- Born: Boris Aleksandrovich Pokrovsky 23 January 1912 Moscow, Russian Empire
- Died: 5 June 2009 (aged 97) Moscow, Russia
- Occupations: Theater director, opera director, theater pedagogue

= Boris Pokrovsky =

Russian opera director

Boris Aleksandrovich Pokrovsky (Борис Александрович Покровский; 23 January 1912 – 5 June 2009) was a Soviet and Russian opera director and pedagogue, best known as the stage director of the Bolshoi Theatre between 1943 and 1982.

==Early life and career==
Pokrovsky was born in Moscow, Russian Empire in 1912.

His first production was a staging of Georges Bizet's Carmen in Nizhny Novgorod. He served as the artistic director of the Bolshoi in 1952-1963 and 1973-1982 and was named a People's Artist of the USSR in 1961. His production of Vano Muradeli's opera The Great Friendship was the target of the second Zhdanov Ukase (1948), and it was he who first staged Sergei Prokofiev's War and Peace, in 1946. He took this opera to Italy for its first full staging there, in 1964.
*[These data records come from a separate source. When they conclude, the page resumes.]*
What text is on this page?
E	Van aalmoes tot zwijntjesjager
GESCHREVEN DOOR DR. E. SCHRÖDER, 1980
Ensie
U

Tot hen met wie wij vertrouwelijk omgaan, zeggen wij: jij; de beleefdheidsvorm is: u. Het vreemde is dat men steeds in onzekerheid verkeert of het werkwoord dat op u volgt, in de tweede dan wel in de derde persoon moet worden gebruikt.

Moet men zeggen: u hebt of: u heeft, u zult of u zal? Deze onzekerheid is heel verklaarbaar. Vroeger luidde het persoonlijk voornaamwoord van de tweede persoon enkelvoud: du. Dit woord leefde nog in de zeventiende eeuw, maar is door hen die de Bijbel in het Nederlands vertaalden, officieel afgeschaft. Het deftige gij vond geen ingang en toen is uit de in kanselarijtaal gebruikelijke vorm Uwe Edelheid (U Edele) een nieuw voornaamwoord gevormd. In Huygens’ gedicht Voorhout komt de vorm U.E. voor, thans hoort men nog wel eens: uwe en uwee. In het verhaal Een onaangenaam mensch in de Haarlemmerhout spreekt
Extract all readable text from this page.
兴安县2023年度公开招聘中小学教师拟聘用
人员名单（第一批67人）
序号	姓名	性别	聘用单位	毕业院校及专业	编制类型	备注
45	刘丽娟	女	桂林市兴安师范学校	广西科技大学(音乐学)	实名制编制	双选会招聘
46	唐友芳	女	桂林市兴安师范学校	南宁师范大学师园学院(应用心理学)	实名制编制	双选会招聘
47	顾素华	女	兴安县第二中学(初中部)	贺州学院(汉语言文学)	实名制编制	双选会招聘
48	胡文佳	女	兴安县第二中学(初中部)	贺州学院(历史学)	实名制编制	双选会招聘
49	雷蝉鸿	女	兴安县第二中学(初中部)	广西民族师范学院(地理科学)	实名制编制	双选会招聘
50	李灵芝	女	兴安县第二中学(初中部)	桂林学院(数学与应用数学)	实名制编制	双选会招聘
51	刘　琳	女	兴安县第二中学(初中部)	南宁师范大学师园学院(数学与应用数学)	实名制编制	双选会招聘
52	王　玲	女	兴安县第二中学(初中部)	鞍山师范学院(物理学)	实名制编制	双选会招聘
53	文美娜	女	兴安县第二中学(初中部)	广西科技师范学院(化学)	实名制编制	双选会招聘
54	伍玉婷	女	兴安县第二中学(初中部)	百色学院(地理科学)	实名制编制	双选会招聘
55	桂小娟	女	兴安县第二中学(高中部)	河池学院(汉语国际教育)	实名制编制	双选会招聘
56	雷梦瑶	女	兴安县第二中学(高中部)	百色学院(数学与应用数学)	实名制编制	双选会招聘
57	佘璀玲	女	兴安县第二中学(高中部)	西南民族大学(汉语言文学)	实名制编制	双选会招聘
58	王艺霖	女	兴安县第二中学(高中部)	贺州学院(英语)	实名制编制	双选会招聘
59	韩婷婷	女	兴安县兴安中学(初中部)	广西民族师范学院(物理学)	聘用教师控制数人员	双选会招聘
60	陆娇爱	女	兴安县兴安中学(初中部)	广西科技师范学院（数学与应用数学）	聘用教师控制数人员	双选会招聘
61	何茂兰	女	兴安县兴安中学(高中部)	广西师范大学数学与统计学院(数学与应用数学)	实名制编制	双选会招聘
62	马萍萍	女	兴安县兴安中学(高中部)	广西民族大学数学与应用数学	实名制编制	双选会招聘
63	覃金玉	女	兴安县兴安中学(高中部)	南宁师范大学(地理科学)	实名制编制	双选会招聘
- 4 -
In 1965 in Moscow he directed the first Russian-language production of Benjamin Britten's A Midsummer Night's Dream.

In 1972 Pokrovsky founded the Moscow Chamber Opera Theater with Gennady Rozhdestvensky, and he produced operas such as Igor Stravinsky's The Rake's Progress, Alfred Schnittke's Life with an Idiot, and in 1974 the first Soviet production of Dmitri Shostakovich's The Nose since 1929.

In 1975 he took the Bolshoi Theatre on its first American tour.

== Awards and honors ==

- Order of the Badge of Honour
- Three Stalin Prizes first degree (1947, 1948, 1950)
- Stalin Prize second degree (1949)
- People's Artist of the RSFSR (1957)
- People's Artist of the USSR (1961)
- Two Orders of Lenin (1967, 1976)
- Two Orders of the Red Banner of Labour (1972, 1982)
- Lenin Prize (1980)
- Two State Prizes of the Russian Federation (1995, 2004)
- Two Golden Masks (1996, 2004)
- Order "For Merit to the Fatherland", 3rd class (1997)
- Medal of Pushkin (1999)
- Order "For Merit to the Fatherland", 2nd class (2002)
- Order of the Cross of Terra Mariana, 3rd class (2004)
- Order "For Merit to the Fatherland", 1st class (2007)

== Family ==
He was the father of actress Alla Pokrovskaya, father-in-law of Mariya Lemesheva, and the grandfather of actor Mikhail Yefremov. His second wife was the soprano Irina Maslennikova.

== Death ==
Boris Pokrovsky died in Moscow in 2009.